Deque or Double Ended Queue is a generalized version of Queue data structure that allows insert and delete at both ends. In previous post Implementation of Deque using circular array has been discussed. Now in this post we see how we implement Deque using Doubly Linked List.
Operations on Deque :
Mainly the following four basic operations are performed on queue :
insertFront() : Adds an item at the front of Deque. insertRear() : Adds an item at the rear of Deque. deleteFront() : Deletes an item from front of Deque. deleteRear() : Deletes an item from rear of Deque.
In addition to above operations, following operations are also supported :
getFront() : Gets the front item from queue. getRear() : Gets the last item from queue. isEmpty() : Checks whether Deque is empty or not. size() : Gets number of elements in Deque. erase() : Deletes all the elements from Deque.
Doubly Linked List Representation of Deque :
For implementing deque, we need to keep track of two pointers, front and rear. We enqueue (push) an item at the rear or the front end of deque and dequeue(pop) an item from both rear and front end.

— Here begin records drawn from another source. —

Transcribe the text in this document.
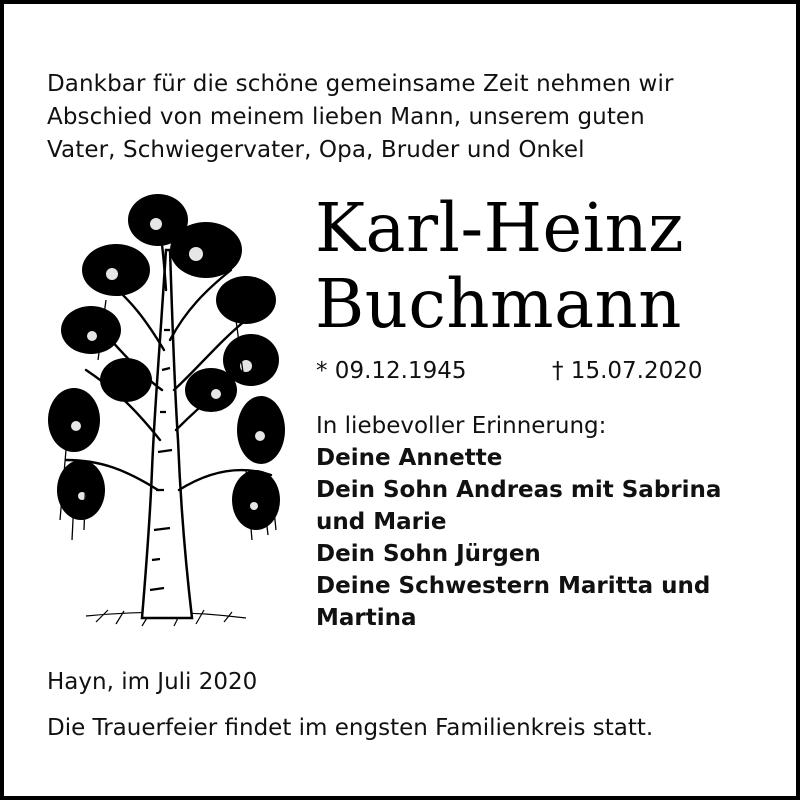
Dankbar für die schöne gemeinsame Zeit nehmen wir
Abschied von meinem lieben Mann, unserem guten
Vater, Schwiegervater, Opa, Bruder und Onkel
Karl-Heinz
Buchmann
* 09.12.1945	† 15.07.2020
In liebevoller Erinnerung:
Deine Annette
Dein Sohn Andreas mit Sabrina
und Marie
Dein Sohn Jürgen
Deine Schwestern Maritta und
Martina
Hayn, im Juli 2020
Die Trauerfeier findet im engsten Familienkreis statt.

Declare two pointers front and rear of type Node, where Node represents the structure of a node of a doubly linked list. Initialize both of them with value NULL.
Insertion at Front end :
1. Allocate space for a newNode of doubly linked list. 2. IF newNode == NULL, then 3. print "Overflow" 4. ELSE 5. IF front == NULL, then 6. rear = front = newNode 7. ELSE 8. newNode->next = front 9. front->prev = newNode 10. front = newNode
Insertion at Rear end :
1. Allocate space for a newNode of doubly linked list. 2. IF newNode == NULL, then 3. print "Overflow" 4. ELSE 5. IF rear == NULL, then 6. front = rear = newNode 7. ELSE 8. newNode->prev = rear 9. rear->next = newNode 10. rear = newNode
Deletion from Front end :
1. IF front == NULL 2. print "Underflow" 3. ELSE 4. Initalize temp = front 5. front = front->next 6. IF front == NULL 7. rear = NULL 8. ELSE 9. front->prev = NULL 10 Deallocate space for temp
Deletion from Rear end :
1. IF front == NULL 2. print "Underflow" 3. ELSE 4. Initalize temp = rear 5. rear = rear->prev 6. IF rear == NULL 7. front = NULL 8. ELSE 9. rear->next = NULL 10 Deallocate space for temp
Insert element '5' at rear end Insert element '10' at rear end Rear end element: 10 After deleting rear element new rear is: 5 Inserting element '15' at front end Front end element: 15 Number of elements in Deque: 2 After deleting front element new front is: 5
Time Complexity : Time complexity of operations like insertFront(), insertRear(), deleteFront(), deleteRear()is O(1). Time Complexity of erase() is O(n).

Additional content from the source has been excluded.